For most of my life, we never made Nanaimo Bar at home. The local grocery stores made a large tray of it for a good price, and Costco had it on even better. Well, just over 5 years ago, the go-to grocery store closed, and we started buying the bar at other places. For awhile it was good, then I started tasting hints of butterscotch. Well, at first everyone didn't believe me, but eventually people agreed that these other bars weren't as good. But it still wasn't worth making it ourselves because it wasn't all that bad, and the price was still good. Well, we hadn't bought it in awhile and we bought a tray about a month ago. I've never seen Nanaimo Bar hang around for long in our house and usually I devour it myself. I had half a piece and thought I had just wasted my nighty dessert allowance on something that was absolutely flavourless. It was awful, so I decided that this was too simple of a thing to make to warrant buying it's now disgusting store bought variety (unfortunately, I think this is one of the last good home made tasting things that has gone the way of over processed crap (excuse my french). Now it's just another package of Chips Ahoy or Peak Freans or Deep and Delicious Cakes in the grocery aisles.
I'm going to share the single batch version of this recipe, which is to be made in a 7"x11" pan (who has one of those right?). Anyway, I doubled it and thought I could just get away with having a thick batch in a 9"x13" pan, but as I'm realizing now, I usually double an 8"x8" to get a thick 9"x13", that explains why I had way, way too much. Sorry, just typing with my train of thought there. So, what I ended up with was 1 - 9"x9" (square silicone dish) & 1 - 8"x8" tray that were the perfect thickness, as a doubled batch. Or just go with the single and have a thick 8"x8" or scrounge up the mysterious 7"x11" pan. Whew, enough with the numbers now. So, I present to you the first Xmas baking of the season, duh duh duuuhhhh!!!!
Makes: 25 squares
1/2 C. Butter
1/4 C. Sugar
5 Tbsp. Cocoa
1 Egg, beaten
1 Tsp. Vanilla
2 C. Graham Wafer Crumbs
1 C. Coconut ( I used flaked, if you don't want the base as chunky, use medium)
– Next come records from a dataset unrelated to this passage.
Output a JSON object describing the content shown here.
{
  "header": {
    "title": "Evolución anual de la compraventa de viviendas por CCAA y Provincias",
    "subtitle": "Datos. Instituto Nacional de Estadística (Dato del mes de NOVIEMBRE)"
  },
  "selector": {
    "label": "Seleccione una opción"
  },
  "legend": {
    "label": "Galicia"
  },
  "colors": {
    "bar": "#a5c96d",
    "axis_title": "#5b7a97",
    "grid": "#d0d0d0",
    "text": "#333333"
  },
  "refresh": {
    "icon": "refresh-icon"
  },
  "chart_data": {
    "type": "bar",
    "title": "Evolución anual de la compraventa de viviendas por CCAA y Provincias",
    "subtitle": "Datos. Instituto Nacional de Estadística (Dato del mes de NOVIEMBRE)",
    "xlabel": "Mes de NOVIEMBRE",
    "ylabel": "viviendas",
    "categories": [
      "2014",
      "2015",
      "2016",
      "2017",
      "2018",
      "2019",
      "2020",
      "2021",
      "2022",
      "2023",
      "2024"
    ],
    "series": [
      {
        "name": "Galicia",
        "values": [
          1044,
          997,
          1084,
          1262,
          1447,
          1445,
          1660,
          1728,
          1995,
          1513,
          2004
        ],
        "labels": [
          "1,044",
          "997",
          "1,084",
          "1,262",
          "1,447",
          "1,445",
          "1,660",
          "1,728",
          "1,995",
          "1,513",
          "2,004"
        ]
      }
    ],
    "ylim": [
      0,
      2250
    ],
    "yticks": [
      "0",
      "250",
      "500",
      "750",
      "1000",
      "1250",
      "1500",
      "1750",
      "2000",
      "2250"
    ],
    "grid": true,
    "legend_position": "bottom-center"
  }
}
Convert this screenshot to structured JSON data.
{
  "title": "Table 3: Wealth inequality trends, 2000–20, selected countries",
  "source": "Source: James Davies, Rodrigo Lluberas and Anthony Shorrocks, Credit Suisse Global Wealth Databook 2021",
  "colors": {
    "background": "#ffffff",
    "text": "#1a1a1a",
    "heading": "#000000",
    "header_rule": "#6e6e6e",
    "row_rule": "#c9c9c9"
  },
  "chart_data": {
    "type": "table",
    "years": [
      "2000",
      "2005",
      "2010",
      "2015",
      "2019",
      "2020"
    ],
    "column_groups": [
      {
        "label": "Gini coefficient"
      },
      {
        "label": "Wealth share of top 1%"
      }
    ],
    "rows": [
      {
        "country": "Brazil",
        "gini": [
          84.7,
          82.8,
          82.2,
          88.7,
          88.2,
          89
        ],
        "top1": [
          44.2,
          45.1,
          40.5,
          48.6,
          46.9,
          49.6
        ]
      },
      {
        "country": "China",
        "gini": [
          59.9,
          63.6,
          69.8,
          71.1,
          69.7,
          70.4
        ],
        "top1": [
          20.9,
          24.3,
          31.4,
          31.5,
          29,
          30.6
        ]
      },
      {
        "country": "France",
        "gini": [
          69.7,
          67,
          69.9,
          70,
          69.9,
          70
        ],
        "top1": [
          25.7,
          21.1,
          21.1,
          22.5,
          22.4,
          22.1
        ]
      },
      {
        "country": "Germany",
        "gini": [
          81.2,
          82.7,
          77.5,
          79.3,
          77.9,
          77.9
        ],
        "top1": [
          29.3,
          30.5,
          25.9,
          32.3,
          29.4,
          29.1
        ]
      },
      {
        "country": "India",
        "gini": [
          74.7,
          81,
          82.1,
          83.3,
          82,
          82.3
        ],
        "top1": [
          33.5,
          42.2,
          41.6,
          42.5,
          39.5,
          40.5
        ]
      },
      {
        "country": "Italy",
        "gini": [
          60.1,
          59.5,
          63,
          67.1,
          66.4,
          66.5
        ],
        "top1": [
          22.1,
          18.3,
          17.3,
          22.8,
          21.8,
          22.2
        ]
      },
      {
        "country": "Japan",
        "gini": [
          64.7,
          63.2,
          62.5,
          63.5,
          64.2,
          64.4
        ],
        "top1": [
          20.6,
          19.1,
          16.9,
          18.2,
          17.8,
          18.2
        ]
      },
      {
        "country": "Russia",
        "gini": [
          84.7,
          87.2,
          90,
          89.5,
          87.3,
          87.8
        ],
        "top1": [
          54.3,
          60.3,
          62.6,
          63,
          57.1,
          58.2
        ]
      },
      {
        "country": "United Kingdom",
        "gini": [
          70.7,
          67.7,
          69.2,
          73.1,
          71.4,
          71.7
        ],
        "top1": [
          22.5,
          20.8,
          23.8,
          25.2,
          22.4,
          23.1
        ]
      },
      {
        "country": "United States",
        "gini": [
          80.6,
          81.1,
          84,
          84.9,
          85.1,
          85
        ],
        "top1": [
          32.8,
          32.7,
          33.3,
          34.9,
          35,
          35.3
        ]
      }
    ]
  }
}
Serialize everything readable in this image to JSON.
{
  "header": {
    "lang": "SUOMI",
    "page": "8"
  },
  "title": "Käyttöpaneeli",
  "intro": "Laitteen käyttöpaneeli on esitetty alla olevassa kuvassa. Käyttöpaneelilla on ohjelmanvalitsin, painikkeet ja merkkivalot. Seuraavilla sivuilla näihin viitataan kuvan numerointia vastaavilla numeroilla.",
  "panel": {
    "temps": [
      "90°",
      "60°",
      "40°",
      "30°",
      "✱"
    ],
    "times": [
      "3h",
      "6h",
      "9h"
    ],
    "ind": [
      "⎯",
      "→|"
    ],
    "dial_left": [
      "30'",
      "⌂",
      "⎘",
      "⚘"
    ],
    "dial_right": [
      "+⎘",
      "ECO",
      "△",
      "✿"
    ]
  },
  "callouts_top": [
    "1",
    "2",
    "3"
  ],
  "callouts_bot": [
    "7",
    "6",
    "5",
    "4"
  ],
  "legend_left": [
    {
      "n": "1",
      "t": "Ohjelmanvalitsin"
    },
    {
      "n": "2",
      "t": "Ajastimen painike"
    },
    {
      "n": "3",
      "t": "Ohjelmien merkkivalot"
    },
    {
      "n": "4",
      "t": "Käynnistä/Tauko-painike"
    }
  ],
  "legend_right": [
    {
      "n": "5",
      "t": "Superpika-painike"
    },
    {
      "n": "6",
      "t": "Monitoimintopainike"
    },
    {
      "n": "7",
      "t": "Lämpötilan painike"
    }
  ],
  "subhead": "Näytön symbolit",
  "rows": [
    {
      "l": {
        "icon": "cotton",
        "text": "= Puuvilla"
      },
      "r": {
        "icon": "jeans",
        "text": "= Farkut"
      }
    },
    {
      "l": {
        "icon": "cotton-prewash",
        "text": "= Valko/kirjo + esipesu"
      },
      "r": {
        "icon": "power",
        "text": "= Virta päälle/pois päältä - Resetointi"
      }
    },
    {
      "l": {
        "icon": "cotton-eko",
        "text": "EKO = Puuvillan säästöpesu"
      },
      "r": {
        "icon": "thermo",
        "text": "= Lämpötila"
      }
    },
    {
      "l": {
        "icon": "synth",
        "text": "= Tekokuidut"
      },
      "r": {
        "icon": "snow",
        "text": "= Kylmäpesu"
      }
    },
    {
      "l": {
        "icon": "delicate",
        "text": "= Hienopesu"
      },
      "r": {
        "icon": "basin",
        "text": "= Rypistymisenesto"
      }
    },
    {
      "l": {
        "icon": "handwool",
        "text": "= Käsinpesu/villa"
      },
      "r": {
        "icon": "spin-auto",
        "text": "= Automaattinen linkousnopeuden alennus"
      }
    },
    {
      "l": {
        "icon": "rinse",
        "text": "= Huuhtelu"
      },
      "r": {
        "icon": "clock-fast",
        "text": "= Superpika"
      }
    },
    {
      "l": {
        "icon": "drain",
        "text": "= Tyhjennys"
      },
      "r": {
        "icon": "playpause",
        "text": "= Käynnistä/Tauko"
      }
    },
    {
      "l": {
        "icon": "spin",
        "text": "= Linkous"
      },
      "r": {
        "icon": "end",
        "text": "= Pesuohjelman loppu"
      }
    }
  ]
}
1/2 C. Nuts (I used 2 Tbsp. Ground Almond Powder instead)
1/4 C. Butter
3 Tbsp. Milk
2 C. Sifted Icing Sugar
2 Tbsp. Custard Powder
2 Tsp. Vanilla
1 C. Chocolate
4 Tsp. Butter
~Melt the first 3 ingredients in a large saucepan.
~Add egg and vanilla and whisk to help prevent the eggs from forming chunks as you heat the eggs.
~Add in the last 3 items
~Spread in a greased 7"x11" pan, pack it down firmly and put in the fridge to set, while you prepare the next layer
~Combine all the ingredients in mixer bowl and beat (with paddle attachment on speed 2), until combined and fluffy (I tried to do this by hand and it felt like I was trying to mix cement by hand, so use the mixer please).
~Spread over Base Layer and place in freezer until solid (otherwise the top layer will just mix into the middle layer)
~In a microwave safe dish, melt chocolate and butter together.
~Spoon mixture over the Middle Layer and working quickly as the frozen layers will cause the chocolate to harden, smooth the chocolate.
~With a knife, run tracks through the chocolate where you'll want to cut the squares. This prevents the top layer from cracking when you cut it (or at least helps prevent it)
~When chocolate has hardened, cut into squares.